How have Iran's intelligence forces broken down in face of explosions?

What the world is witnessing right now is someone hitting Iranian nuclear and conventional weapons and IRGC facilities practically at will.

A handout satellite image shows a general view of the Natanz nuclear facility after a fire, in Natanz, Iran July 8, 2020 (photo credit: MAXAR TECHNOLOGIES/HANDOUT VIA REUTERS)
A handout satellite image shows a general view of the Natanz nuclear facility after a fire, in Natanz, Iran July 8, 2020
(photo credit: MAXAR TECHNOLOGIES/HANDOUT VIA REUTERS)
Iran is facing a total intelligence breakdown.
With another explosion on Thursday night, reportedly at an Iranian Islamic Revolutionary Guard Corps facility, the question is not only how anyone has pulled off up to seven attacks in around two weeks, but how has the Islamic Republic repeatedly failed to stop them.
From 2010-2013, the regime succeeded in cracking a CIA cell and eliminated many CIA operatives.
Even when the US and Israel, according to foreign reports, breached Iran’s security for its nuclear program with the Stuxnet virus in 2009-2010, they had to use assets of Dutch intelligence.
In general, Iranian counterintelligence is known to perform at a much higher level than most of Israel’s other adversaries. Sometimes they falsely announce arrests of Mossad agents who are just political opposition members, but sometimes they can flush out spies at a professional level closer to the world’s top powers.
Until Israel’s January 2018 operation seizing Iran’s nuclear secrets, Iranian territory was thought of as much harder to penetrate than Syrian territory, where Israel has admitted to thousands of intelligence and airstrike operations.
In the days of Meir Dagan, a score of attacks on Iranian nuclear scientists were attributed to the Mossad.
But much of that was over a decade ago, and many of the scientists were killed alone and outside their facilities – presumably, easier targets than penetrating and exploding whole facilities like a set of dominoes.
What the world is witnessing right now is someone – the United States, Israel or Saudi Arabia, possibly with Iranian dissident proxy help – hitting Iranian nuclear and conventional weapons and IRGC facilities practically at will. And they are doing it in a way that has virtually never been witnessed in recent memory.
The IRGC has had more than two weeks to root out the cell or cells that are making this happen and has gotten nowhere.
It is almost like the intelligence forces making these attacks happen are playing three-dimensional chess and the IRGC is playing only checkers.
Former cyber intelligence officials from the US and Israel have talked to The Jerusalem Post about the power of potential cyberattacks on Iran.
To the extent that these are cyberattacks, it might be more understandable that Tehran has caught no one and stopped nothing.
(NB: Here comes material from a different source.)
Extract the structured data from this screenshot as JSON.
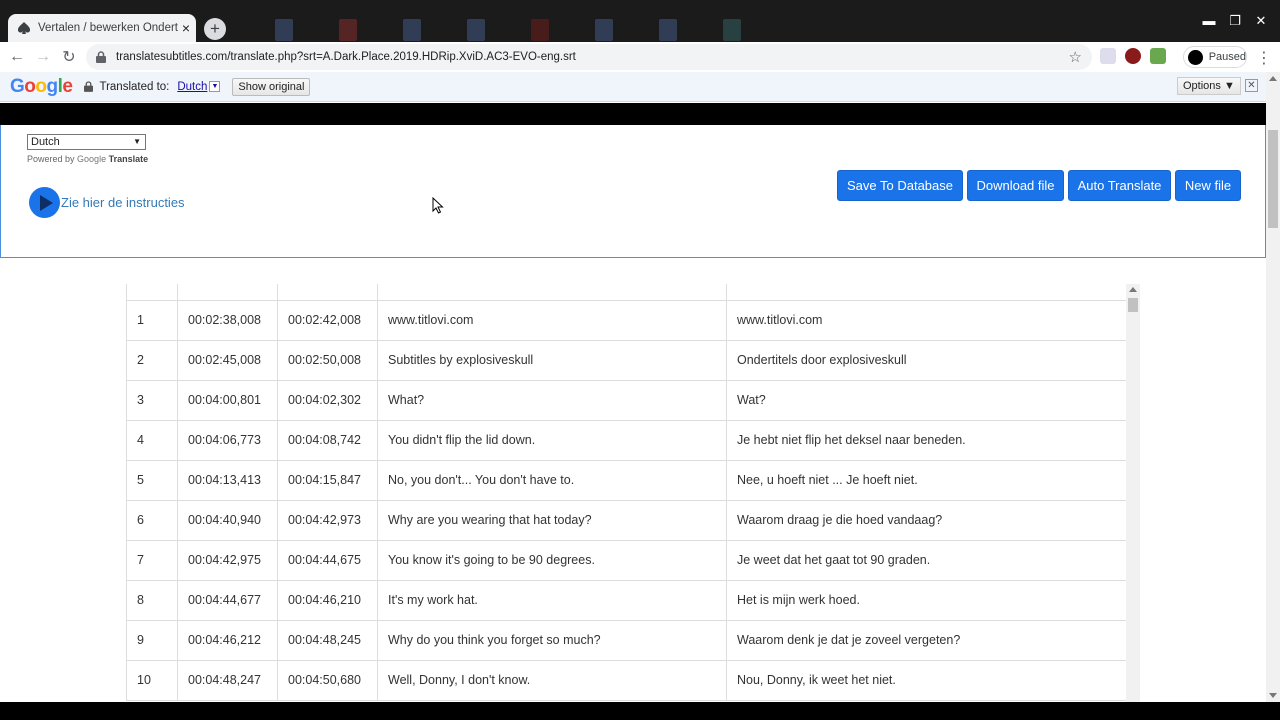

Explosions perpetrated through a cyberattack could have been arranged months or even years ago to be activated now.
But even in the cyber arena, US and Israeli officials have been warning that after the 2010 Stuxnet attack, the regime heavily improved as a cyber power.
However, what we appear to be witnessing are the limits of a second-tier counterintelligence force. Up against a premier intelligence or cyber power, Iran is apparently close to being defenseless.
The questions remaining then, are how long these attacks can continue and whether Iran can cope with them or try to make some sort of secret contact to cut a deal to get them stopped.
If it does not, the message from whoever is making this happen is clear: Continued aggressive actions on nuclear and other fronts will lead to consequences that the ayatollahs had never imagined.